Not sure, but I got 4 of them, and it took 12 hours from my only post over
the weekend to get them. Since I cannot get mail to @@blueyonder since I
will not play this little game I hope he sees this and realizes it is a really
BAD idea to run such a service for the lists is is subscribed to.

James Edwards
Routing and Security
jamesh@cybermesa.com
At the Santa Fe Office: Internet at Cyber Mesa
Store hours: 9-6 Monday through Friday
505-988-9200 SIP:1(747)669-1965

Jeff Shultz wrote:

This is the future of e-mail, if something better at spam suppression
doesn't come along.

Pace en requiat email

Jeff Shultz [3/9/2004 2:54 AM] :

This is the future of e-mail, if something better at spam suppression
doesn't come along.

You are joking, right?

Clueless users and bad software have been a feature of email (or anything else on the internet) since quite some time.

This is the future of e-mail, if something better at spam suppression
doesn't come along.

Cool, even more email sent to my mailbox that has nothing to do with anything
I've sent or requested (get these as a result of email address spoofing viruses
too)

Steve

James
Blueyonder is the ISP part of a Cable TV company over here in the UK.

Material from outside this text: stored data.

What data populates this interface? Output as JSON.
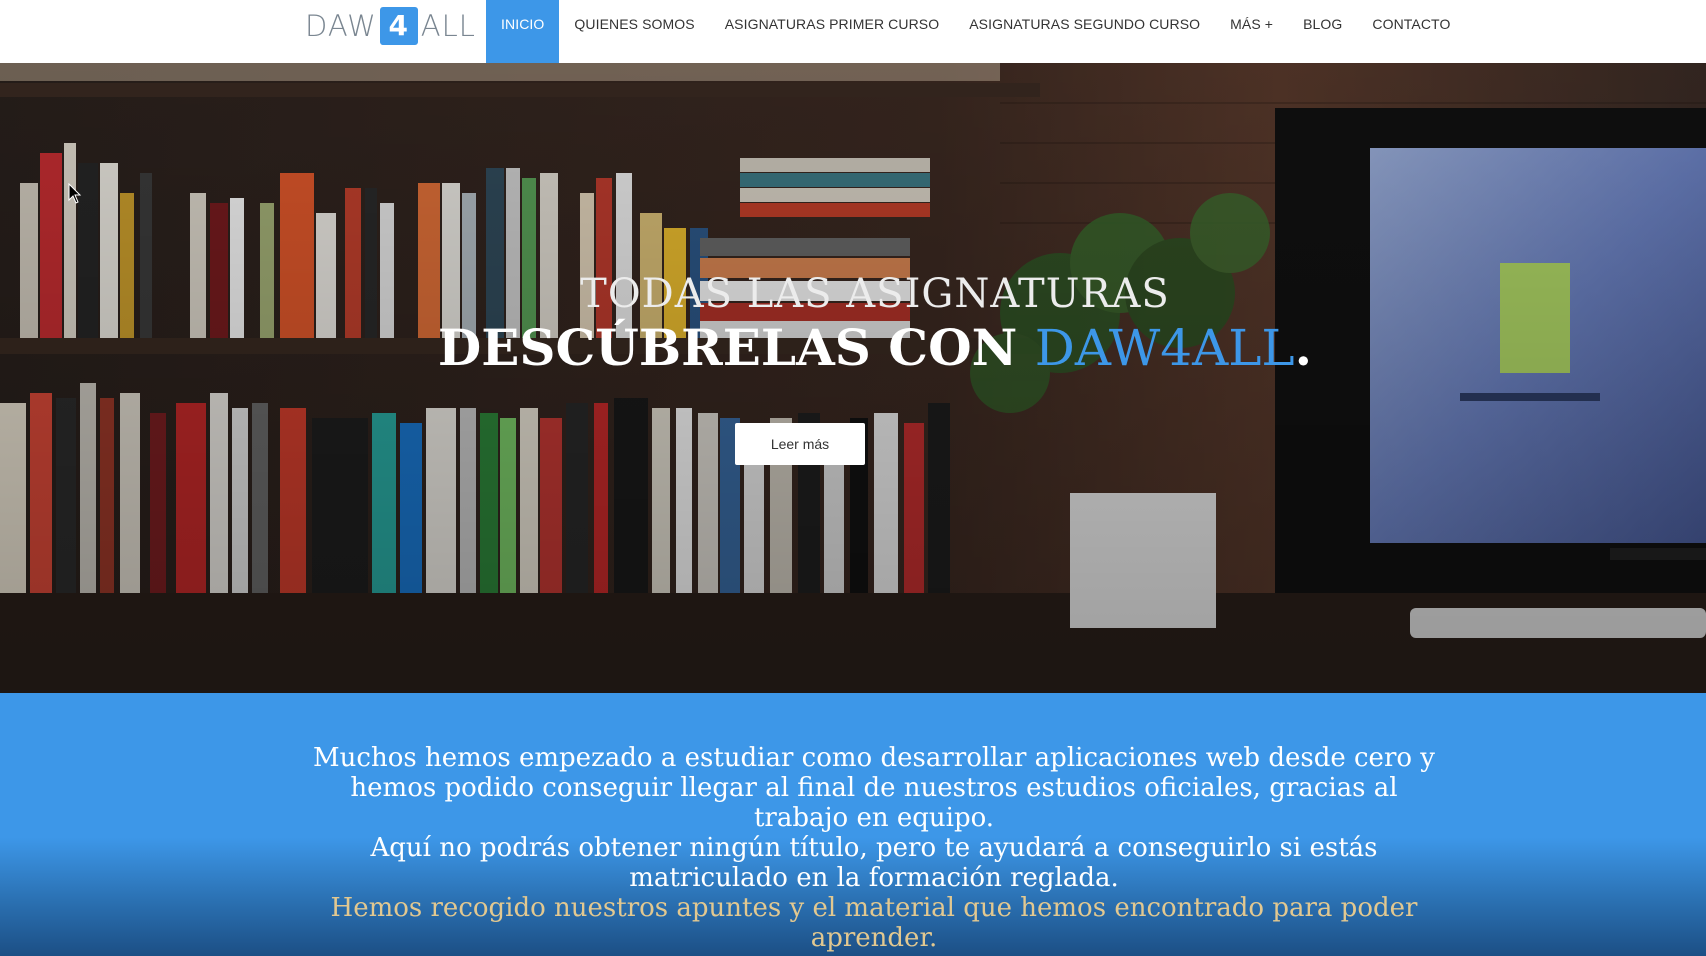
{
  "brand": {
    "logo_left": "DAW",
    "logo_badge": "4",
    "logo_right": "ALL"
  },
  "nav": {
    "items": [
      {
        "label": "INICIO",
        "active": true
      },
      {
        "label": "QUIENES SOMOS"
      },
      {
        "label": "ASIGNATURAS PRIMER CURSO"
      },
      {
        "label": "ASIGNATURAS SEGUNDO CURSO"
      },
      {
        "label": "MÁS +"
      },
      {
        "label": "BLOG"
      },
      {
        "label": "CONTACTO"
      }
    ]
  },
  "hero": {
    "subtitle": "TODAS LAS ASIGNATURAS",
    "title_main": "DESCÚBRELAS CON ",
    "title_brand": "DAW4ALL",
    "title_end": ".",
    "button_label": "Leer más"
  },
  "info": {
    "line1": "Muchos hemos empezado a estudiar como desarrollar aplicaciones web desde cero y hemos podido conseguir llegar al final de nuestros estudios oficiales, gracias al trabajo en equipo.",
    "line2": "Aquí no podrás obtener ningún título, pero te ayudará a conseguirlo si estás matriculado en la formación reglada.",
    "line3": "Hemos recogido nuestros apuntes y el material que hemos encontrado para poder aprender."
  },
  "colors": {
    "accent": "#3d97e8",
    "muted_text": "#e2c890"
  }
}
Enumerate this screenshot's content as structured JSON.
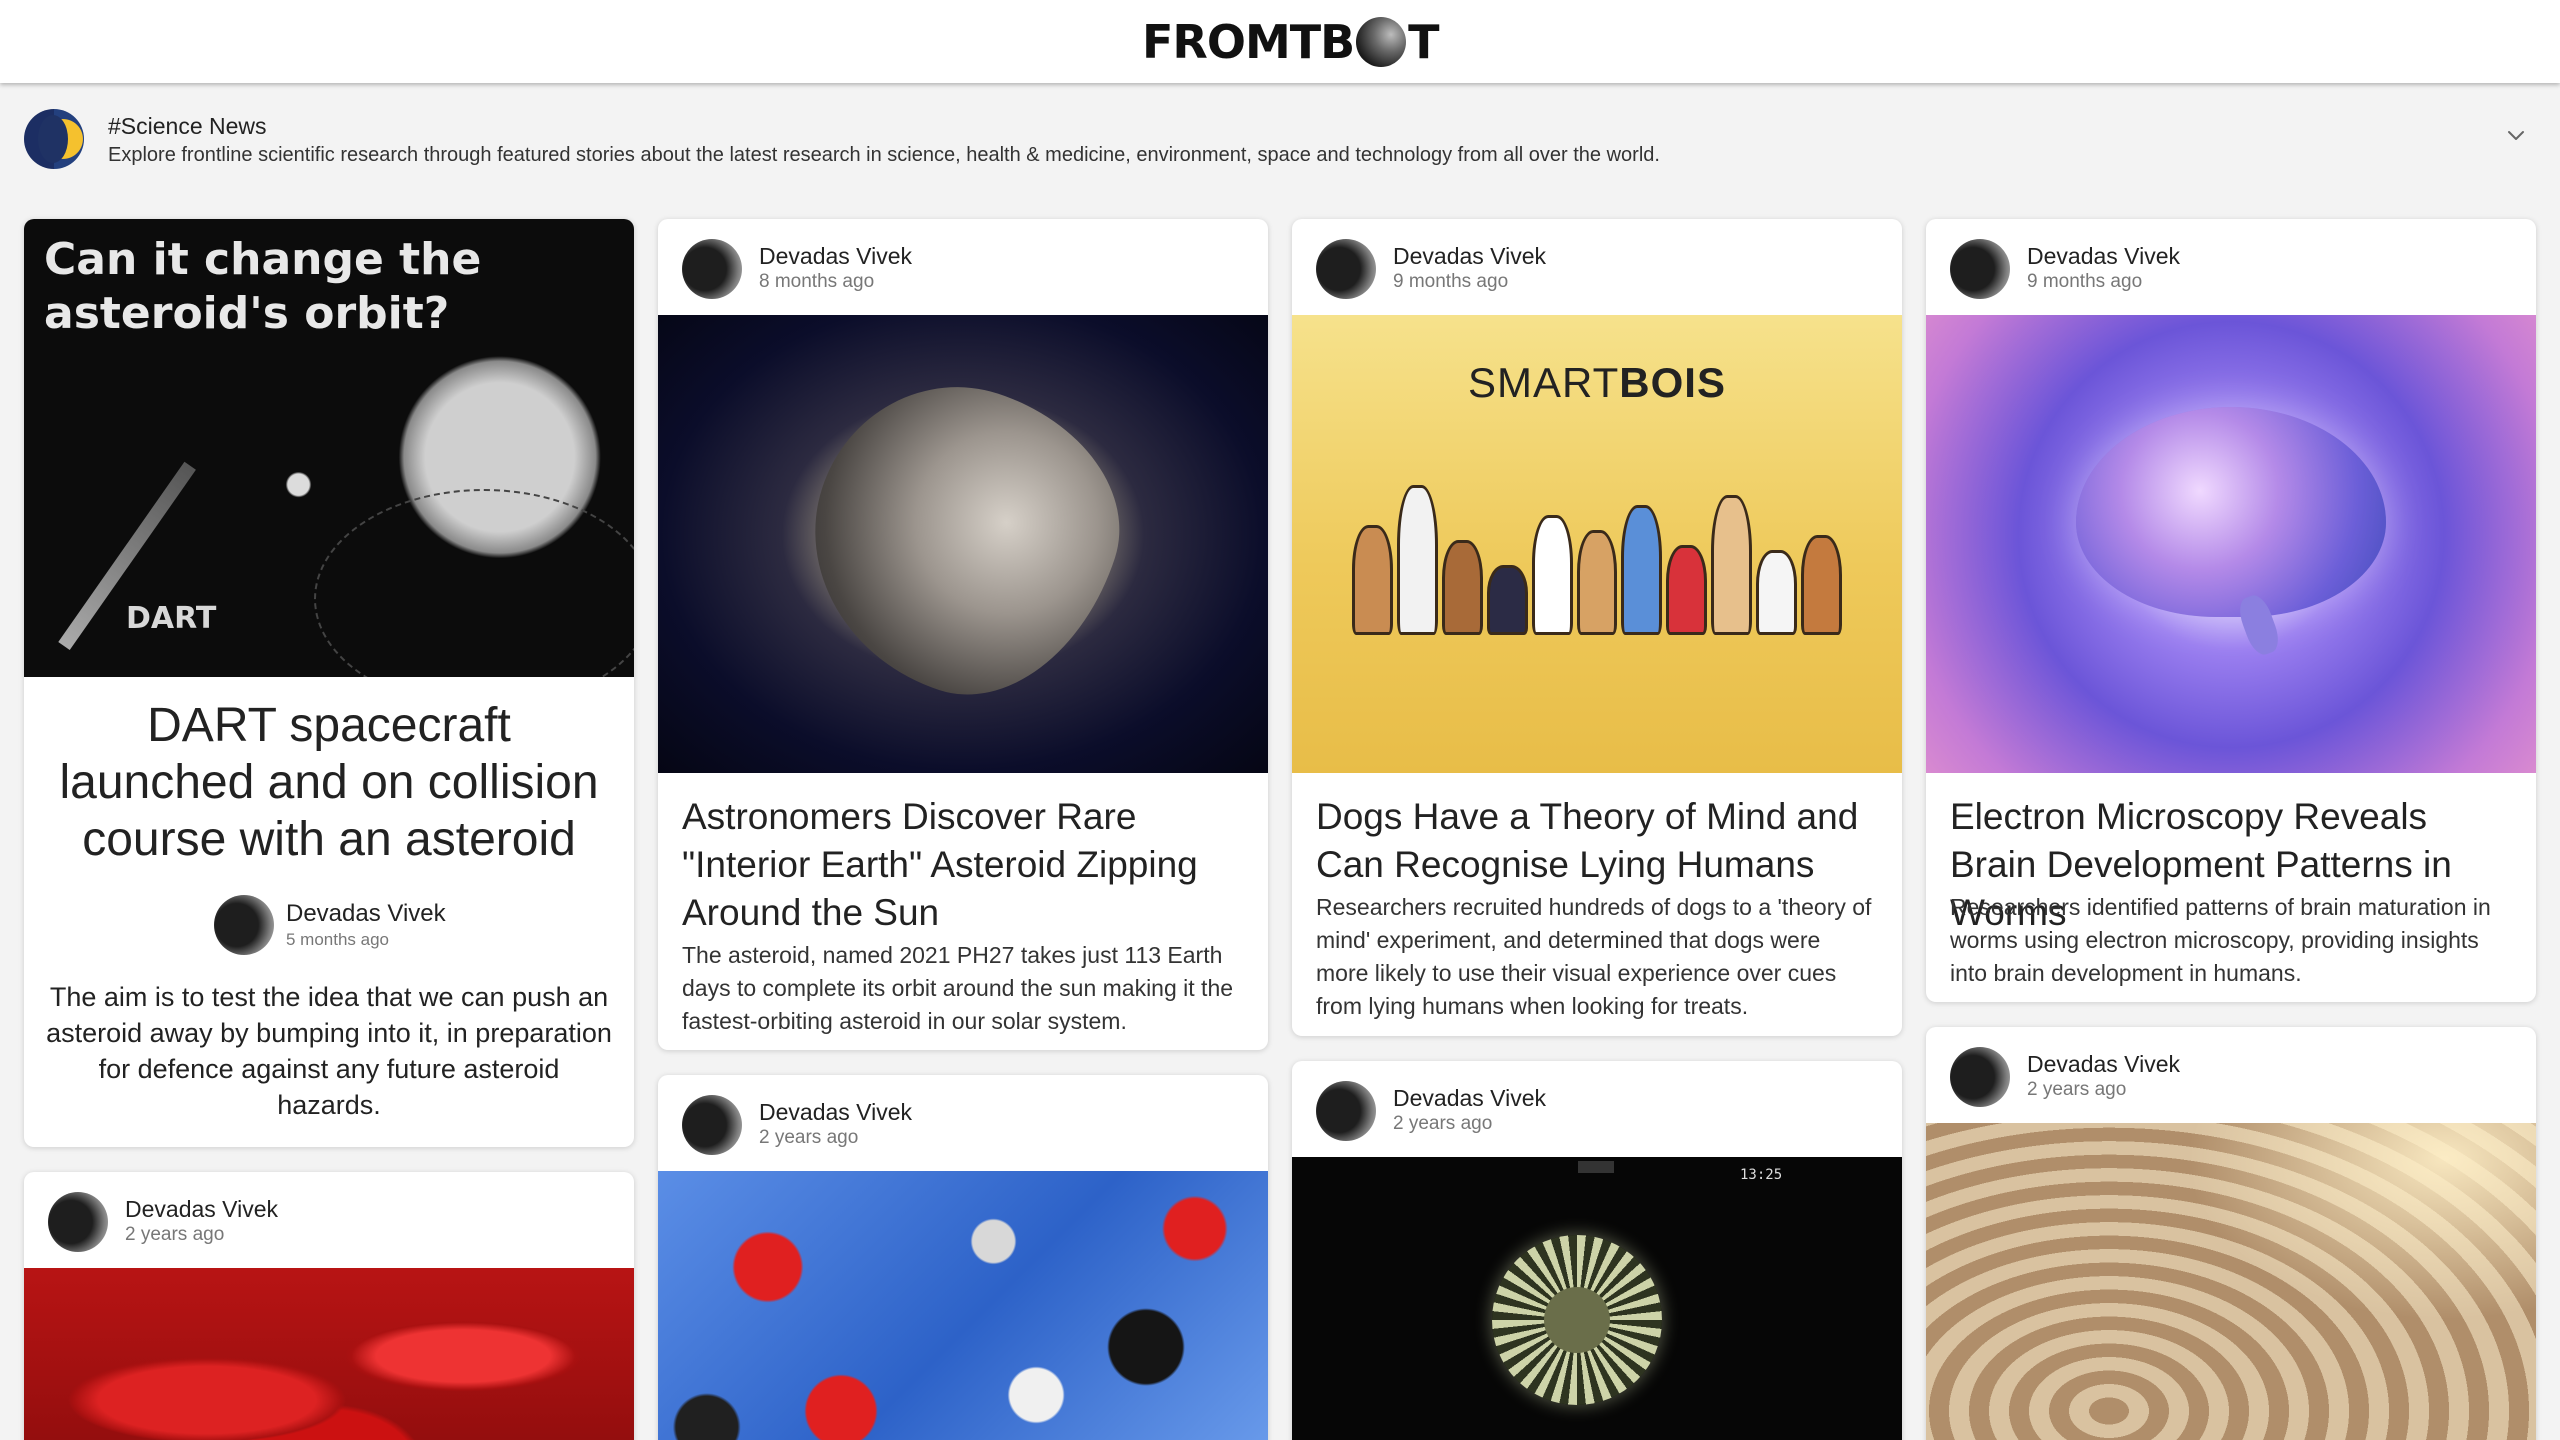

Looks like the are playing with various 'annoying' (IMHO) anti-spam technologies. Personnally I've looked at this technique at a request of one of users who thought it might be a better idea than the Spamassassin system, we use. For this very reason where the 'from' is kept by mailing list systems I was dubious it would work. Looks like (for once) I was right to be dubious.

Only because I was up checking on a remote problem...

This is the future of e-mail, if something better at spam suppression
doesn't come along.

Like the Delete function? what's NOT better than easily duped validation
mechanisms? Perhaps the only reason spammers haven't bothered is because
adoption rates are so low.

Consider:
1) in order to reduce annoyance, systems validate essentially ONCE. At best,
they're going to validate once a month or so.
2) it's trivial these days to register a fresh domain and enter auth servers.
Fraudulent registrations are already common.
3) DHCP assignments on broadband are *just* stable enough that someone can
setup some verifiable servers and send some mostly mundane messages
4) it's technically trivial to collect verify responses and direct things
into a bot that senses a validation system and replies(via email or web,
either is a well-known pattern that MUST remain valid once deployed to
customer sites, to be useful to the customers) as needed.
5) it'll take longer to clean these out of your validation system than it
will for them to move onto another domain that's newly in(hours).

All you've really down is open up your whitelisting policy to the outside
world. Well, that and tie up more system resources to manage the database.

Now ask yourself how you're going to track down a validated server that went
away, to be replaced by more spam from 0wned systems. Your own protection
system has opened the door. You think getting help stopping a DDOS in
progress is bad? And of course, the folks you're asking for help are the
ones getting spammed by your validation email to begin with. Congratulations.

If these annoying systems become widespread, very smart people with more time
than us to work on it will have no trouble defeating them.